30 1/2" of pure sexiness

You know I get some of the coolest commissions in Las Vegas, right?

Here's another awesome one I'm working on right now - it's on my bench and I'm enjoying every minute of it. Let's start with a Ferrari crankshaft - that's 30 1/2" and about 80 pounds of utter seductive steel.

This shaft is from a V-12 engine, so there are six sets of two counterweights.

I'm not sure why, but I've always loved the stark graphic techie-sexiness of machined parts.

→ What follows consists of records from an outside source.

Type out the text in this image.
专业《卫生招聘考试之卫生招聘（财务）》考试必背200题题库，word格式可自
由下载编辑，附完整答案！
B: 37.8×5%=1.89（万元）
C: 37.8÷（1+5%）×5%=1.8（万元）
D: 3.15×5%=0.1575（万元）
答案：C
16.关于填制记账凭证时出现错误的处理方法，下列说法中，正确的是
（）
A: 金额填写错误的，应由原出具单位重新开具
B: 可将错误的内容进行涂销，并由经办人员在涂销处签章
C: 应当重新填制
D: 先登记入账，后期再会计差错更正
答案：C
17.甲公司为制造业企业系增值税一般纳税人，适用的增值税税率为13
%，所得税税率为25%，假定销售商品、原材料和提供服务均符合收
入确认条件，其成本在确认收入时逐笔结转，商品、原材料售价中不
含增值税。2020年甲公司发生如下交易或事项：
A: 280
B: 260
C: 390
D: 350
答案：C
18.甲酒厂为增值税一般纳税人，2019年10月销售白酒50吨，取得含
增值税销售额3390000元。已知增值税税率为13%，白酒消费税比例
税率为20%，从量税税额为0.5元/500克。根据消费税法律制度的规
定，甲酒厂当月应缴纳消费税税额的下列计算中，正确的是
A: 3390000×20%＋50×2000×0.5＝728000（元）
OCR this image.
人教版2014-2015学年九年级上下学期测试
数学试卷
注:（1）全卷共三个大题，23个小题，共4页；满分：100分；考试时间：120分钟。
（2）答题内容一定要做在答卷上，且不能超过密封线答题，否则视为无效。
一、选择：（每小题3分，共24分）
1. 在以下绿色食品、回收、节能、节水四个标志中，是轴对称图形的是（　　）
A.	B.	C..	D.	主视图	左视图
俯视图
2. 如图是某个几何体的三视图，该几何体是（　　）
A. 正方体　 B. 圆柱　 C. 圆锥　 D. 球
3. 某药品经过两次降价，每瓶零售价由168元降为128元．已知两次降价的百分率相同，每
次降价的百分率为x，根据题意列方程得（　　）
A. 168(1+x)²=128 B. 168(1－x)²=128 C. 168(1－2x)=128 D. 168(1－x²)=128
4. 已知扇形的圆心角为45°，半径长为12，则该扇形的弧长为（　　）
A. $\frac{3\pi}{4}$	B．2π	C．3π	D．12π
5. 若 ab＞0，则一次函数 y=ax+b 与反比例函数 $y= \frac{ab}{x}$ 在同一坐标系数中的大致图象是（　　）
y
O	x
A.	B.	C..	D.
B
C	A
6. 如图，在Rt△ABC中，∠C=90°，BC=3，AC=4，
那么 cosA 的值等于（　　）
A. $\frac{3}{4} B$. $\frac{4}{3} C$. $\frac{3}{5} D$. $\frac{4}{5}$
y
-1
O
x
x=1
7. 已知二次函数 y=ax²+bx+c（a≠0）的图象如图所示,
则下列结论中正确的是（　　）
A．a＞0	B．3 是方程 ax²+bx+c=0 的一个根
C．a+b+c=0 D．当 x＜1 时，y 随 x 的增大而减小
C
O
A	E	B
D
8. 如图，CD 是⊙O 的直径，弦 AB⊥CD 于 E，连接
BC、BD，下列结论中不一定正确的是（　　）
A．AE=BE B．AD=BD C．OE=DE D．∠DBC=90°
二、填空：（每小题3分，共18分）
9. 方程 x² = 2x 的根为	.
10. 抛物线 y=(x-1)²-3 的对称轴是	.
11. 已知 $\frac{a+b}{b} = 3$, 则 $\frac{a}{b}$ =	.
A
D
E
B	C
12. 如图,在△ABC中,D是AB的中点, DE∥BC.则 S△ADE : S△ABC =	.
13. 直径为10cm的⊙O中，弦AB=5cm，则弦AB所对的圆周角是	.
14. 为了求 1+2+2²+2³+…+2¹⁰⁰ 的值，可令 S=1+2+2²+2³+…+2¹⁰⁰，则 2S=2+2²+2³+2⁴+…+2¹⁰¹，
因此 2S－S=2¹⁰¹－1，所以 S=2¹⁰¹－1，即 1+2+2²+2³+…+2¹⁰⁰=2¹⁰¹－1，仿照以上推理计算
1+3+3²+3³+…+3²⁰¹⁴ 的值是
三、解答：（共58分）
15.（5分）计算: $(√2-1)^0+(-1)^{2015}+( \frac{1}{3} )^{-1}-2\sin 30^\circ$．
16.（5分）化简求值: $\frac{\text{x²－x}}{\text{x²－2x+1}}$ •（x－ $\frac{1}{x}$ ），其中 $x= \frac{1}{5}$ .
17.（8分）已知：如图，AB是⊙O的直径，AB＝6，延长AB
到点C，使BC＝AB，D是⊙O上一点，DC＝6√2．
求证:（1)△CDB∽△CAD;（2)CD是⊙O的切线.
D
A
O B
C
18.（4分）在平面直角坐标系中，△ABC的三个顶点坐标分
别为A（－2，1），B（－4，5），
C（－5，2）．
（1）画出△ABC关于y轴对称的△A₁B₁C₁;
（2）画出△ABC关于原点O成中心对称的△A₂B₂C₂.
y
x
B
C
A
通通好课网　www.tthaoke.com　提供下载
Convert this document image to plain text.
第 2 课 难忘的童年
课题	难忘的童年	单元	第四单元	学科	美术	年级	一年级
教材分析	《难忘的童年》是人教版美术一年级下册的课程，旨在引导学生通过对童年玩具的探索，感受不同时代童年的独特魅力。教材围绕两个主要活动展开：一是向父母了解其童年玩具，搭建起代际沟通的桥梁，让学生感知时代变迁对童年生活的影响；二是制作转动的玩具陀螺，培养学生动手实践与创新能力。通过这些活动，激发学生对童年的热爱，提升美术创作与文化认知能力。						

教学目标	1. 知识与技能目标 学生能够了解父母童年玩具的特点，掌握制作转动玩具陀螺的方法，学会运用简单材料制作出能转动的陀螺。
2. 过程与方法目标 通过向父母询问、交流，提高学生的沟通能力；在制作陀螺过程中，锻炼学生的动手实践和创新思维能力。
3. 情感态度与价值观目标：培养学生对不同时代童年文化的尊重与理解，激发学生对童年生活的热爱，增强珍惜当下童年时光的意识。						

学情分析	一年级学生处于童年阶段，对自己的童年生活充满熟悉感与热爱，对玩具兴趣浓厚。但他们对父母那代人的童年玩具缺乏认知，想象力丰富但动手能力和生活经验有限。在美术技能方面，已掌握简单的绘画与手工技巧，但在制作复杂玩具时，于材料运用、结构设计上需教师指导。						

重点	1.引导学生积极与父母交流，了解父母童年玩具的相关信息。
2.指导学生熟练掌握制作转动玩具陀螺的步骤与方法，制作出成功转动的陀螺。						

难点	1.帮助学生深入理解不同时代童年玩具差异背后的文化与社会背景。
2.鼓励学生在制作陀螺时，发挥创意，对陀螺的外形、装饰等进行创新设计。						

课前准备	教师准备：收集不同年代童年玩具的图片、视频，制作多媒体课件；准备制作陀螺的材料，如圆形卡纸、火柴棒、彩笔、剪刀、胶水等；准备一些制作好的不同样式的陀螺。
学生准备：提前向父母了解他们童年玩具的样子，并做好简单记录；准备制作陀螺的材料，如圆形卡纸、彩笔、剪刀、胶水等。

The task at hand is to build a wooden base to display this piece - and to make it a little more interesting, my client wants the counterweights to rest in curved slots in the wood. Proper spacing of those slots was critical, so I laid them out on a sheet of paper. Here, I'm using some 1-2-3 blocks to help determine the exact locations of the counterweights.

Here is the exact spacing, so that I can cut the slots.

I transferred these lines onto the piece of wood I'd laminated for this piece - a gorgeous piece of 8/4 Cherry. (That's 2" thick, for non-woodworkers.)

The diameter of the counterweights is around 7", so I knew I would want to machine a groove that would be close to that. But how would I do it? Router with a jig? Carve it by hand? Then came the light-bulb-over-my-head moment. Lets see who can guess how I did it.

Here is the piece, with it's six curved slots, perfect for holding the crankshaft. Any guesses yet?

These are about 3" wide, with a gap of 3/4" in between each one.

There is a fair amount of sanding to do, and frankly, it's one of my least favorite things to do. Festool has a very cool new sander that I've been drooling over, but I'm not sure it's worth buying for this one piece.

But until I start the sanding, I still had some work to do - mostly profiling the edge of the wood block. I'm a sucker for a nice chamfer, so I tilted my tablesaw blade and cut a bevel on each edge.

Next step - making some supports to hold the piece, and then final sanding and finishing. Just in case the world really does come to an end, I put off the sanding for a couple of days.


Julie @ followyourheartwoodworking said...

I have no idea how you did that, please tell!!

JasonS said...

I'd guess some kind of tablesaw jig. I'm envisioning a crosscut sled clamped down so it doesn't move. Stop blocks on both sides to define your cut area. Bring the table saw blade up a hair, turn it on, slowly drop the cherry down and slide between the stop blocks. Raise the blade a hair and repeat until the desired cut depth.

Julie @ followyourheartwoodworking said...

I think a tablesaw blade is too large for the 7" diameter cut you said you needed.